Novembre n’est pas encore passé que déjà les rues s’illuminent d’ornements de Noël. Le catalogue Sears accroché aux boîtes aux lettres attend que des enfants impatients préparent leur lettre au Père-Noël en feuilletant la section des jouets.Si vous êtes comme moi, blonde/maman/sœur/fille/cousine/marraine/filleule/brue/petite-fille/voisine/collègue, l’angoisse commence. Une valse complexe s’annonce, entre les deux générations de familles reconstituées et les partys de bureau, où il faut souvent faire preuve de beaucoup d’imagination pour faire plaisir à tout le monde, autant pour les cadeaux que les heures de visite. Magie des fêtes, vous dites?

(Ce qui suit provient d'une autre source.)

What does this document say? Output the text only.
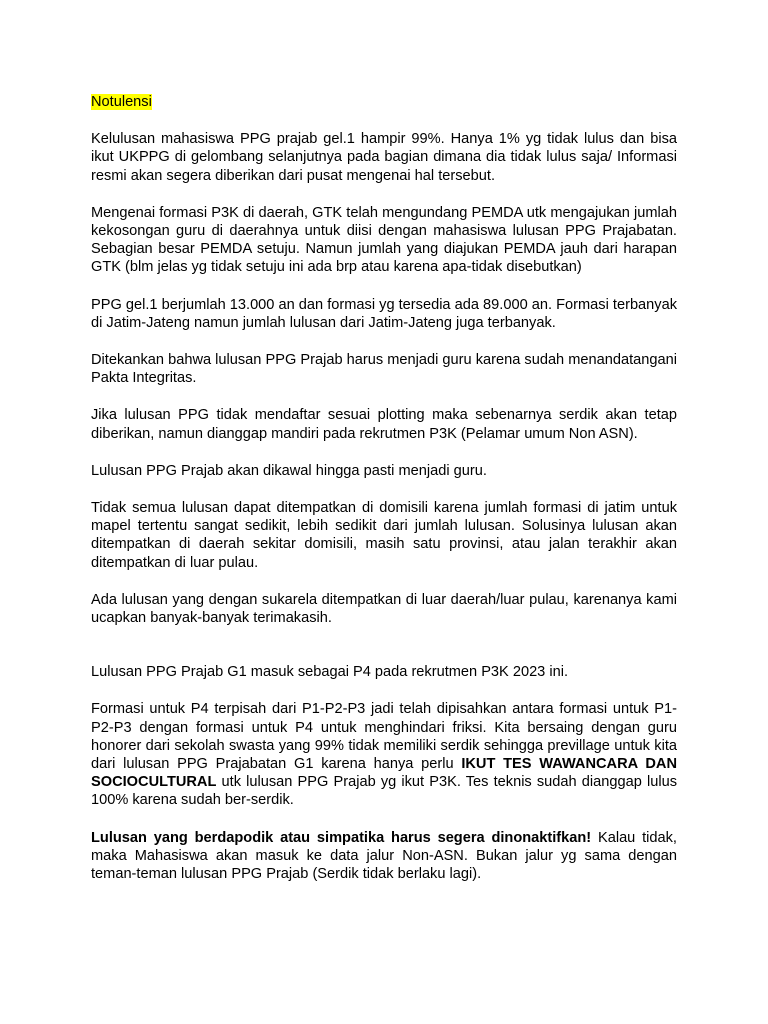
Notulensi

Kelulusan mahasiswa PPG prajab gel.1 hampir 99%. Hanya 1% yg tidak lulus dan bisa ikut UKPPG di gelombang selanjutnya pada bagian dimana dia tidak lulus saja/ Informasi resmi akan segera diberikan dari pusat mengenai hal tersebut.

Mengenai formasi P3K di daerah, GTK telah mengundang PEMDA utk mengajukan jumlah kekosongan guru di daerahnya untuk diisi dengan mahasiswa lulusan PPG Prajabatan. Sebagian besar PEMDA setuju. Namun jumlah yang diajukan PEMDA jauh dari harapan GTK (blm jelas yg tidak setuju ini ada brp atau karena apa-tidak disebutkan)

PPG gel.1 berjumlah 13.000 an dan formasi yg tersedia ada 89.000 an. Formasi terbanyak di Jatim-Jateng namun jumlah lulusan dari Jatim-Jateng juga terbanyak.

Ditekankan bahwa lulusan PPG Prajab harus menjadi guru karena sudah menandatangani Pakta Integritas.

Jika lulusan PPG tidak mendaftar sesuai plotting maka sebenarnya serdik akan tetap diberikan, namun dianggap mandiri pada rekrutmen P3K (Pelamar umum Non ASN).

Lulusan PPG Prajab akan dikawal hingga pasti menjadi guru.

Tidak semua lulusan dapat ditempatkan di domisili karena jumlah formasi di jatim untuk mapel tertentu sangat sedikit, lebih sedikit dari jumlah lulusan. Solusinya lulusan akan ditempatkan di daerah sekitar domisili, masih satu provinsi, atau jalan terakhir akan ditempatkan di luar pulau.

Ada lulusan yang dengan sukarela ditempatkan di luar daerah/luar pulau, karenanya kami ucapkan banyak-banyak terimakasih.

Lulusan PPG Prajab G1 masuk sebagai P4 pada rekrutmen P3K 2023 ini.

Formasi untuk P4 terpisah dari P1-P2-P3 jadi telah dipisahkan antara formasi untuk P1-P2-P3 dengan formasi untuk P4 untuk menghindari friksi. Kita bersaing dengan guru honorer dari sekolah swasta yang 99% tidak memiliki serdik sehingga previllage untuk kita dari lulusan PPG Prajabatan G1 karena hanya perlu IKUT TES WAWANCARA DAN SOCIOCULTURAL utk lulusan PPG Prajab yg ikut P3K. Tes teknis sudah dianggap lulus 100% karena sudah ber-serdik.

Lulusan yang berdapodik atau simpatika harus segera dinonaktifkan! Kalau tidak, maka Mahasiswa akan masuk ke data jalur Non-ASN. Bukan jalur yg sama dengan teman-teman lulusan PPG Prajab (Serdik tidak berlaku lagi).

Par-dessus le marché, je n’aime pas magasiner. Surtout en cette période de l’année, où plus que jamais les étalages débordants me semblent vides de sens, obligés que nous sommes à témoigner de notre amour pour  nos prochains en leur offrant quelque chose. Ne vous y trompez pas, j’adore faire des cadeaux. Surtout quand les gens ne s’y attendent  pas, en fait.

Tout naturellement, je suis tombée sous le charme des marchés de Noël, parce que tout à la fois on y trouve des marchandises intéressantes et parce que ça dure une journée seulement. Une recette idéale à mon avis. Si je ne trouve pas là, je ne chercherai pas ailleurs. Je sais que la question des achats socialement presque obligatoires ne sera pas réglée cette année, surtout pas avec un éditorial qui a l’apparence d’un essai sur la simplicité volontaire. Alors je prône le compromis. Vous me voyez venir? 

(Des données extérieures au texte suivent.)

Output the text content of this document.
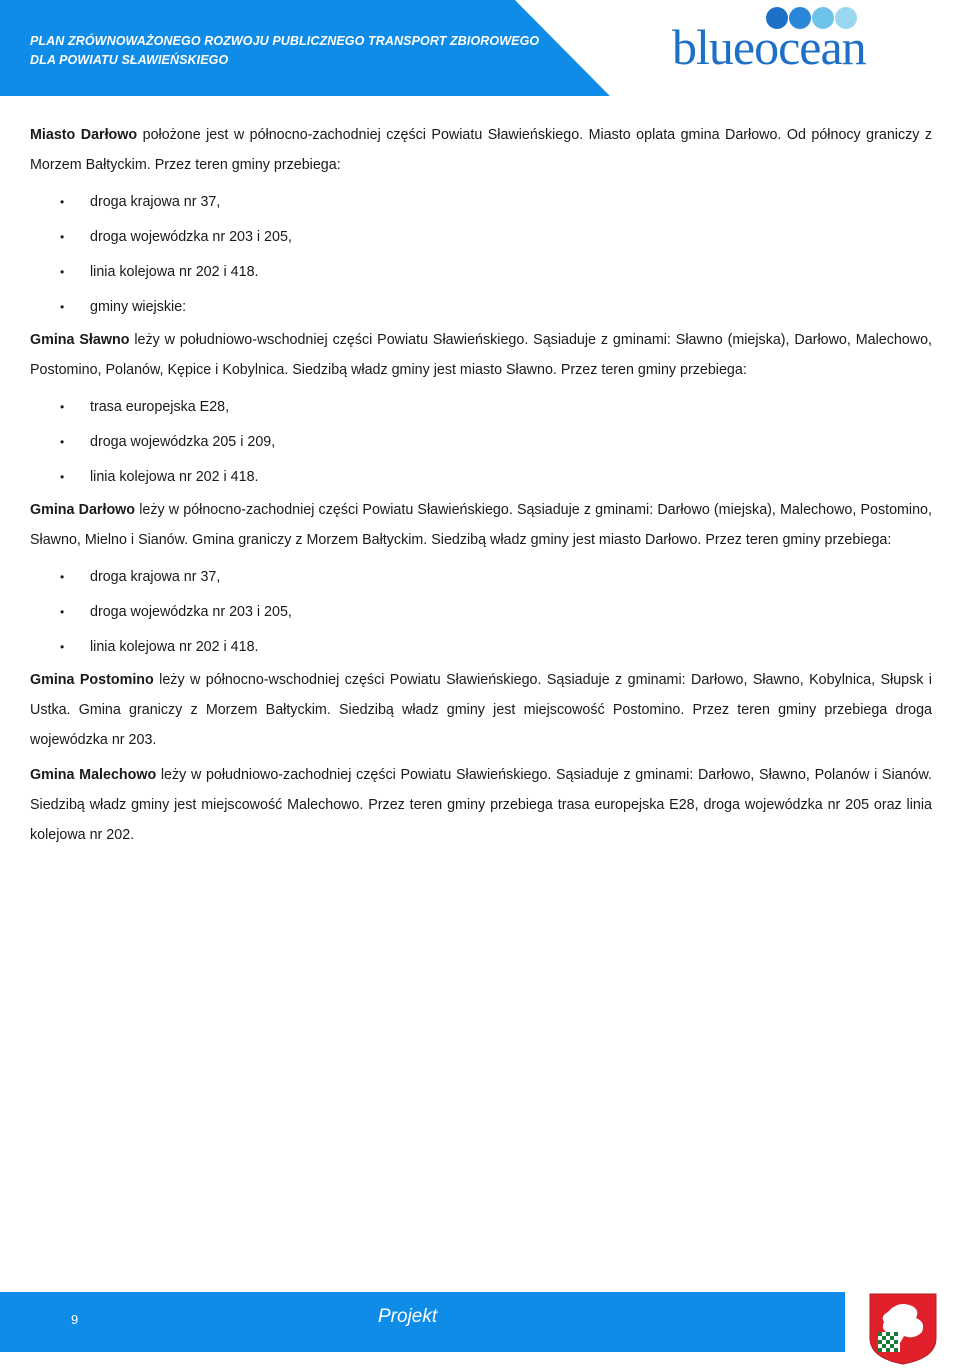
PLAN ZRÓWNOWAŻONEGO ROZWOJU PUBLICZNEGO TRANSPORT ZBIOROWEGO
DLA POWIATU SŁAWIEŃSKIEGO	blueocean

Miasto Darłowo położone jest w północno-zachodniej części Powiatu Sławieńskiego. Miasto oplata gmina Darłowo. Od północy graniczy z Morzem Bałtyckim. Przez teren gminy przebiega:

• droga krajowa nr 37,
• droga wojewódzka nr 203 i 205,
• linia kolejowa nr 202 i 418.
• gminy wiejskie:

Gmina Sławno leży w południowo-wschodniej części Powiatu Sławieńskiego. Sąsiaduje z gminami: Sławno (miejska), Darłowo, Malechowo, Postomino, Polanów, Kępice i Kobylnica. Siedzibą władz gminy jest miasto Sławno. Przez teren gminy przebiega:

• trasa europejska E28,
• droga wojewódzka 205 i 209,
• linia kolejowa nr 202 i 418.

Gmina Darłowo leży w północno-zachodniej części Powiatu Sławieńskiego. Sąsiaduje z gminami: Darłowo (miejska), Malechowo, Postomino, Sławno, Mielno i Sianów. Gmina graniczy z Morzem Bałtyckim. Siedzibą władz gminy jest miasto Darłowo. Przez teren gminy przebiega:

• droga krajowa nr 37,
• droga wojewódzka nr 203 i 205,
• linia kolejowa nr 202 i 418.

Gmina Postomino leży w północno-wschodniej części Powiatu Sławieńskiego. Sąsiaduje z gminami: Darłowo, Sławno, Kobylnica, Słupsk i Ustka. Gmina graniczy z Morzem Bałtyckim. Siedzibą władz gminy jest miejscowość Postomino. Przez teren gminy przebiega droga wojewódzka nr 203.

Gmina Malechowo leży w południowo-zachodniej części Powiatu Sławieńskiego. Sąsiaduje z gminami: Darłowo, Sławno, Polanów i Sianów. Siedzibą władz gminy jest miejscowość Malechowo. Przez teren gminy przebiega trasa europejska E28, droga wojewódzka nr 205 oraz linia kolejowa nr 202.

9	Projekt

Je vais partager avec vous une autre petite tranche de vie. En 2007, errant dans des contrées lointaines qui me mèneraient vers la Mongolie, chemin faisant j’ai traversé en Chine ce qu’on appelle une zone économique spéciale. Pour vous donner une idée du paysage, imaginez-vous dans un autobus, tournant pendant au moins 200 km autour de la fonderie Horne mais en pire. 200 km d’usines, de tours à logement casant de façon pragmatique les milliers d’ouvriers qui y consacrent leur vie à raison de 12 heures par jour. Pas un parc. Pas un arbre. Pas un musée. Beaucoup de fumée. De temps à autre, un complexe de salles de cinéma de 12 étages en guise d’offre culturelle. Entre les usines apparaissent des logos de grandes corporations qui trouvent pignon sur rue dans nos centres d’achats, ici en Abitibi-Témiscamingue,  et qui fournissent à des prix trompeusement dérisoires des pacotilles qui finissent dans nos bas de Noël. Je me serais crue dans un twilight zone, cet environnement hostile me paraissant encore plus surréaliste qu’un film de science-fiction. Et j’ai compris que ce qui se vend cheap a un prix, et ce prix est humain. Je n’ai plus jamais regardé les magasins à 1 piassede la même façon.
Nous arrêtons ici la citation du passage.